Art. 42 – Inhalt der Prüfung der geplanten Übernahme eines Emittenten vermögenswertereferenzierter Token

MICA · über Märkte für Kryptowerte und zur Änderung der Verordnungen (EU) Nr. 1093/2010 und (EU) Nr. 1095/2010 sowie der Richtlinien 2013/36/EU und (EU) 2019/1937

(1)Bei der in Artikel 41 Absatz 4 genannten Prüfung beurteilt die zuständige Behörde die Eignung des interessierten Erwerbers und die finanzielle Solidität der geplanten Übernahme gemäß Artikel 41 Absatz 1 anhand aller folgenden Kriterien: a) des Leumunds des interessierten Erwerbers, b) des Leumunds, der Kenntnisse, der Fähigkeiten und der Erfahrung der Personen, die die Geschäfte des Emittenten des vermögenswertreferenzierten Token infolge der geplanten Übernahme leiten sollen, c) der finanziellen Solidität des interessierten Erwerbers, insbesondere in Bezug auf die Art der geplanten und tatsächlichen Geschäfte des Emittenten des vermögenswertreferenzierten Token, dessen Übernahme geplant ist, d) der Fähigkeit des Emittenten des vermögenswertreferenzierten Token, die Bestimmungen dieses Titels dauerhaft einzuhalten, e) der Frage, ob ein hinreichend begründeter Verdacht besteht, dass im Zusammenhang mit der geplanten Übernahme Geldwäsche oder Terrorismusfinanzierung im Sinne von Artikel 1 Absatz 3 bzw. Absatz 5 der Richtlinie (EU) 2015/849 stattfinden oder stattgefunden haben könnten oder ob diese Straftaten versucht wurden und ob die geplante Übernahme das Risiko eines solchen Verhaltens erhöhen könnte.

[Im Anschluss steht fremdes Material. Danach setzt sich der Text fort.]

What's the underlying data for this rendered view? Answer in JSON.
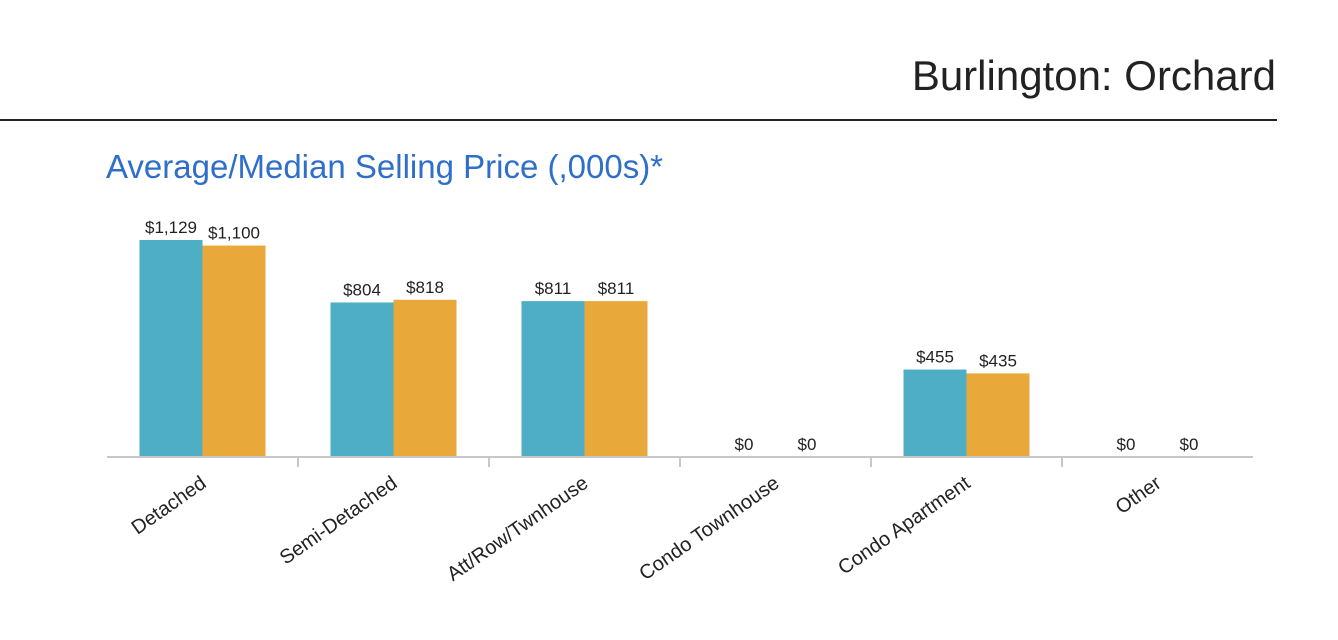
{
  "header": {
    "title": "Burlington: Orchard"
  },
  "chart_data": {
    "type": "bar",
    "title": "Average/Median Selling Price (,000s)*",
    "categories": [
      "Detached",
      "Semi-Detached",
      "Att/Row/Twnhouse",
      "Condo Townhouse",
      "Condo Apartment",
      "Other"
    ],
    "series": [
      {
        "name": "Average",
        "color": "#4daec6",
        "values": [
          1129,
          804,
          811,
          0,
          455,
          0
        ],
        "labels": [
          "$1,129",
          "$804",
          "$811",
          "$0",
          "$455",
          "$0"
        ]
      },
      {
        "name": "Median",
        "color": "#e8a93a",
        "values": [
          1100,
          818,
          811,
          0,
          435,
          0
        ],
        "labels": [
          "$1,100",
          "$818",
          "$811",
          "$0",
          "$435",
          "$0"
        ]
      }
    ],
    "ylim": [
      0,
      1129
    ],
    "xlabel": "",
    "ylabel": "",
    "grid": false
  }
}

(2)Die zuständige Behörde können gegen die geplante Übernahme nur dann Einspruch erheben, wenn dies auf der Grundlage der in Absatz 1 des vorliegenden Artikels genannten Kriterien hinreichend begründet ist oder wenn die gemäß Artikel 41 Absatz 4 beigebrachten Informationen unvollständig oder falsch sind.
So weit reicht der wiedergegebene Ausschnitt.